Et oui, comme certains auteurs qui se prennent pour des références.
Je vous rassure Maître, ce sera tout car cela ne vaut pas plus.
Une dernière chose avant de refermer, non pas les portes de la Foire de Paris, mais ce que l’auteur considère comme étant des trolls, et que la majorité des lecteurs appellent des commentaires.
Je ne l’avais pas remarqué de prime abord, et c’est en refermant la page que mes yeux se sont portés sur cet élément troublant.
Il s’agit du titre et de la construction de la phrase :
« La Foire de Paris » : une aventure érotique selon son affiche ?
Celle-ci se termine en effet par un point d’interrogation, ce qui par nature appelle une réponse, logiquement décrite dans l’article qui suit ce titre.
Mais, si vous lisez avec attention la phrase, vous constaterez qu’il ne s’agit ni d’une forme interrogative totale, ni même partielle. Pour memo un exemple pour chaque cas :
Forme d’interrogation totale :
Est-ce qu’ils ont acheté les pommes de terre pour faire la purée ?
Forme d’interrogation partielle :
Quand ont-ils acheté les pommes de terre pour faire la purée ?
Dans le titre du maître, aucune des formes n’est utilisée, la phrase n’étant de toute manière nullement interrogative, mais affirmative, le pont d’interrogation étant un leurre de diversion dont le but est de faire croire qu’il pose la question.
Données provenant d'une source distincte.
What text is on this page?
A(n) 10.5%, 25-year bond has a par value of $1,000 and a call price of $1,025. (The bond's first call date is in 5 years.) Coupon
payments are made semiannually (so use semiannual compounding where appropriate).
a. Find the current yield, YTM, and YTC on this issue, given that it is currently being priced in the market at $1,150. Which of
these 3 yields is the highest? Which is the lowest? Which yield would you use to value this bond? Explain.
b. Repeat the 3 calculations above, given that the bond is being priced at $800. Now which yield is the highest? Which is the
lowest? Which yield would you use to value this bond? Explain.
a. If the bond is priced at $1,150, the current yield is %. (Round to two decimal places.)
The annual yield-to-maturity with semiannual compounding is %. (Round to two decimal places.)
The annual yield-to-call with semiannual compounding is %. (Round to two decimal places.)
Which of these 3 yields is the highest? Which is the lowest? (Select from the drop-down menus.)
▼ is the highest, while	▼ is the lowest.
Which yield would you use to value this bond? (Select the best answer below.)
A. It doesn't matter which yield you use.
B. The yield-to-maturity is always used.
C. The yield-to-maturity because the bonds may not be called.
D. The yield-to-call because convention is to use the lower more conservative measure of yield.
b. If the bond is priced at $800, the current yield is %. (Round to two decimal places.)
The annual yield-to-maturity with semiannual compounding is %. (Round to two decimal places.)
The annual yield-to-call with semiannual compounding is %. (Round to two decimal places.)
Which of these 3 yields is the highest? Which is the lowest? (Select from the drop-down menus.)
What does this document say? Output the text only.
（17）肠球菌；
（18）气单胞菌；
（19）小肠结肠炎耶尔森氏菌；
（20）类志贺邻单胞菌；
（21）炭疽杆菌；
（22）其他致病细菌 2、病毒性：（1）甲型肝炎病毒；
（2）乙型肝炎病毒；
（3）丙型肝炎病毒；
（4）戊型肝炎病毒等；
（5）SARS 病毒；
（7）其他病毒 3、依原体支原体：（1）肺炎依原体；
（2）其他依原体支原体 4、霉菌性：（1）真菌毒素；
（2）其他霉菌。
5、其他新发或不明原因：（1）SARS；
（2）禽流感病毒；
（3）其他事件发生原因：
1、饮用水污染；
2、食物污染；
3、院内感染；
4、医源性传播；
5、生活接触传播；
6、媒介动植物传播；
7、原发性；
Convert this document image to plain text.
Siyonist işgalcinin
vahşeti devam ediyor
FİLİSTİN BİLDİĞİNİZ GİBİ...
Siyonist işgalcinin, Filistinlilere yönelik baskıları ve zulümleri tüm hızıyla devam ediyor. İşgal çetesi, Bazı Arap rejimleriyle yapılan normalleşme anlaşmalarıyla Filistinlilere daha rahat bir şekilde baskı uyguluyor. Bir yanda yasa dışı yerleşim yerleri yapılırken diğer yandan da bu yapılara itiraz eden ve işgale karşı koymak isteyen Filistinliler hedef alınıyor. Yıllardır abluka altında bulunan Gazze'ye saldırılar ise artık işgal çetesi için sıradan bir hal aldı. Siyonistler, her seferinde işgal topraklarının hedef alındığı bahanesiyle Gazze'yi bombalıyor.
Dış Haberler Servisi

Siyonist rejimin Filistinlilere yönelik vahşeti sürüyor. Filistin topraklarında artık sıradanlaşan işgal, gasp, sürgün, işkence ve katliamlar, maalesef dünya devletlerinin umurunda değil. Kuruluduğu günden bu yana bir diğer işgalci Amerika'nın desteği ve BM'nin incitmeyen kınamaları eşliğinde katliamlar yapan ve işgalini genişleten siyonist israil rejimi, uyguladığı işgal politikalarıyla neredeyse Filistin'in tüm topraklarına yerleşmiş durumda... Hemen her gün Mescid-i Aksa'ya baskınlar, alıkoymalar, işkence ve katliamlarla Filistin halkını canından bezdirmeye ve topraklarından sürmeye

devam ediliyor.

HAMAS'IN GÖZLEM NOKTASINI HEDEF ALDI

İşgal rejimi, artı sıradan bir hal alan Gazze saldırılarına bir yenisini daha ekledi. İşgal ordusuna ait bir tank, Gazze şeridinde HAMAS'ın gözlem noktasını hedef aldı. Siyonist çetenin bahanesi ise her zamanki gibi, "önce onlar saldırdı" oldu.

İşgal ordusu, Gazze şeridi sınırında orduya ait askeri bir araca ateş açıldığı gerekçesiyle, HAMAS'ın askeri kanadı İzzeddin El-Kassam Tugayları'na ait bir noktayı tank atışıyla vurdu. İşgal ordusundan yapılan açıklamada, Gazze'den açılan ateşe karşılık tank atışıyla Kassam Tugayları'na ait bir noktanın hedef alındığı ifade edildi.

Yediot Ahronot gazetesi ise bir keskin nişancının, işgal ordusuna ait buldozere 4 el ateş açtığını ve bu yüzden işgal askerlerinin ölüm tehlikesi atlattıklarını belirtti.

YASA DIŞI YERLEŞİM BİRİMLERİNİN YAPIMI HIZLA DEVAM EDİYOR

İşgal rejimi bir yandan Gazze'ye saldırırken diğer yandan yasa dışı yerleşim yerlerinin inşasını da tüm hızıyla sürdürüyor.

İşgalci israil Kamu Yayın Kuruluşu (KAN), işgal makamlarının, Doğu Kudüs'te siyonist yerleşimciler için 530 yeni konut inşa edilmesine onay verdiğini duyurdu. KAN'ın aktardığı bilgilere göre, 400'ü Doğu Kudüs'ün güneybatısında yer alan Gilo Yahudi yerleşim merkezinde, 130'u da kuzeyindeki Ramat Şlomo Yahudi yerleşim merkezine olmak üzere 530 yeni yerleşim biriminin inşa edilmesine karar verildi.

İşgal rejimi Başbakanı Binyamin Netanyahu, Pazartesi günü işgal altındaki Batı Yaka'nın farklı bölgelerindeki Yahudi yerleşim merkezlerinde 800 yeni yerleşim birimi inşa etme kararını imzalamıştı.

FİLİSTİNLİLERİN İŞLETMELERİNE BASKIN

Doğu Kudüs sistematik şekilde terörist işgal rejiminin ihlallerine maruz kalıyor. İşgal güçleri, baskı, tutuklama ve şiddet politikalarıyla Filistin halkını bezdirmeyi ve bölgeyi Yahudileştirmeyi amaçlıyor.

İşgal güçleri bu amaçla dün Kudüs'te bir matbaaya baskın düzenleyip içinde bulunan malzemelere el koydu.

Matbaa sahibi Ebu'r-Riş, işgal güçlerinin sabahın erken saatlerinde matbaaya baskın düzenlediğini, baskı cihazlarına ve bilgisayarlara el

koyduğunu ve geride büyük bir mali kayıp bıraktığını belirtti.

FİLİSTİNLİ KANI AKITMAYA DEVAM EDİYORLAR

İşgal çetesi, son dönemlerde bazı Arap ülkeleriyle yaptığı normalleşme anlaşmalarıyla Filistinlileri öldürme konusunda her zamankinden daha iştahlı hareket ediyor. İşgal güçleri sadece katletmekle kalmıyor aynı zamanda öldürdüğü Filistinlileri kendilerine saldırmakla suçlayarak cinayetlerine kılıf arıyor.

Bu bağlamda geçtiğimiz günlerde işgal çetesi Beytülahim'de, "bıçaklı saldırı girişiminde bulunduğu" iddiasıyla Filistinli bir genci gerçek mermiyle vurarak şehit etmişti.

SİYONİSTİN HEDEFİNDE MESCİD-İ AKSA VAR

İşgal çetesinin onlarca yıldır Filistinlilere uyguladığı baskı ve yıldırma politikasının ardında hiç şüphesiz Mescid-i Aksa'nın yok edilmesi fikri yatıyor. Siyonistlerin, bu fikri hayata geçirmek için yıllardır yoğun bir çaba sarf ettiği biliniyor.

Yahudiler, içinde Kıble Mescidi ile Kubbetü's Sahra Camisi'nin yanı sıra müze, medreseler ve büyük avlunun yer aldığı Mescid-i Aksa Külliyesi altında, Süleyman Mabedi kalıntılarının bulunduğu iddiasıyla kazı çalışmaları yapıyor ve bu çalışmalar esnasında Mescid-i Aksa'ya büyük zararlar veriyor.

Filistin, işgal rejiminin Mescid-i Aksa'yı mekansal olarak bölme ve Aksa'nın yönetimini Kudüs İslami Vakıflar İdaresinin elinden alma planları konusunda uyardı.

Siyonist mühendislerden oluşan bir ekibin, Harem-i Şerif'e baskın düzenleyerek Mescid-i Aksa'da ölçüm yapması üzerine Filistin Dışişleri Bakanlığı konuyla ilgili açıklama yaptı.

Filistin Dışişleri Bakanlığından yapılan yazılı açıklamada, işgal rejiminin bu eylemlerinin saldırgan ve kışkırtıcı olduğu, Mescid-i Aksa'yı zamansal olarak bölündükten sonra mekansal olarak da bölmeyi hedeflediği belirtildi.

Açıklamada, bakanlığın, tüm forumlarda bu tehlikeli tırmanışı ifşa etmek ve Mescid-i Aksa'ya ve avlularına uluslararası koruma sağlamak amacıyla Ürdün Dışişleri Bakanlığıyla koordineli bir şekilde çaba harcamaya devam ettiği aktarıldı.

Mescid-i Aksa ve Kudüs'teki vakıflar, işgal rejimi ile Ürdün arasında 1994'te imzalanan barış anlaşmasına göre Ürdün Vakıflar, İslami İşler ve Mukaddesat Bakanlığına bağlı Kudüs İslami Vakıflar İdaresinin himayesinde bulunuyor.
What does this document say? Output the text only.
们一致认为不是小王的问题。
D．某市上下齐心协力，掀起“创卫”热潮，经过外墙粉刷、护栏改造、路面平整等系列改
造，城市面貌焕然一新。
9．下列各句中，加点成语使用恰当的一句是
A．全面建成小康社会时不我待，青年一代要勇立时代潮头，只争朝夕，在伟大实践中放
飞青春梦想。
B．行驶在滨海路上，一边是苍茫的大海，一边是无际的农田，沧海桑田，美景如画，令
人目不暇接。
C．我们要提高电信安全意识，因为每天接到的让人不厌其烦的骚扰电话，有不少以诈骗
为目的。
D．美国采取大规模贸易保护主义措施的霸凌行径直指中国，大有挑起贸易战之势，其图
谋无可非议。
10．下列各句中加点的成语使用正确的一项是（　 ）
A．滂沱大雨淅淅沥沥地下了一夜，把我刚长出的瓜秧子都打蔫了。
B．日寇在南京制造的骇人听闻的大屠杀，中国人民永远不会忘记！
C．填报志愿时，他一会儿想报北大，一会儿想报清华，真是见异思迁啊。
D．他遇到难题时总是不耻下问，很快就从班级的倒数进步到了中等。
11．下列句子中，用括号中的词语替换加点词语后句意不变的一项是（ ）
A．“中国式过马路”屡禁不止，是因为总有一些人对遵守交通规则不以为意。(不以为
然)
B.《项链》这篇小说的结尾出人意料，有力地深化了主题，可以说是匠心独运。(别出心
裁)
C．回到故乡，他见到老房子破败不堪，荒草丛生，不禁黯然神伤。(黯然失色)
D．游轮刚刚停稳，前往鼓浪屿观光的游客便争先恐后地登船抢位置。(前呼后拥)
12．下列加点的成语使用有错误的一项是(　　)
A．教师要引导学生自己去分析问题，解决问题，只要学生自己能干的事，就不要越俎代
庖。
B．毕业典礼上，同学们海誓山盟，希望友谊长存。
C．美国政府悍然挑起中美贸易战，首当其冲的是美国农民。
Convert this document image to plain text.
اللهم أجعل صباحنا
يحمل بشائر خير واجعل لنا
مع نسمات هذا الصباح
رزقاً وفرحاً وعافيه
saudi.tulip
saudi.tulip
Dans les faits, il s’agit simplement d’apporter sa propre réponse, ne demandant rien à personne, cela étant confirmé par ses rares et toujours très aimables interventions.
La question que je me pose donc est de savoir s’il s’agit réellement d’un leurre de diversion, ou si malgré ses diplômes et références tant étalés, Villach a une réelle maîtrise de la langue française.
Maître, je vous laisse la plume, et ce sera sans doute là que vous allez m’apprendre quelque chose, comme vous l’écriviez dans une de vos interventions.
vilistia, il y a bien longtemps que j’ai passé l’âge des bon-points et autres godemichés du même acabit.
Je vous dirai même une chose : Je me méfie bien plus des personnes qui virtuellement vous encouragent, car ce sont souvent les premières à vous lâcher, expériences x fois vécues.
vilistia, si vous avez des questions à poser, faites le à l’auteur qui certaines accointances avec le sommet, ou demandez-les directement aux responsables.
Je ne suis nullement fâché après vous, mais tout cela n’a rien à avoir avec le sujet de l’article, ou même l’auteur. aussi afin de ne pas être accusé de pollution, je ne vous répondrai plus .
@Vitalia « Allez jouer les grands intellectuels ailleurs si ce site ne vous convient pas. »
seriez-vous copropriétaire avec l’auteur ?
Car vous avez exactement les mêmes réactions.
Que je sache, il n’est pas écrit que seuls les lèche-bottes ont le droit de s’exprimer.
dans mes commentaires, je n’ai fait que, soit demander des explications à l’auteur, soit donner mon avis, soit répondre à des questions.
Le mot citoyen vous poserait-il un problème ?
Quand au fait d’être un intellectuel, ayant quitté l’école à l’âge de 16 ans pour aller travailler, je ne suis pas ce que l’on peut appeler un intellectuel.
J’ai par contre évité les ravages causés par des enseignants tels que l’auteur, ce qui se révèle en fait un avantage.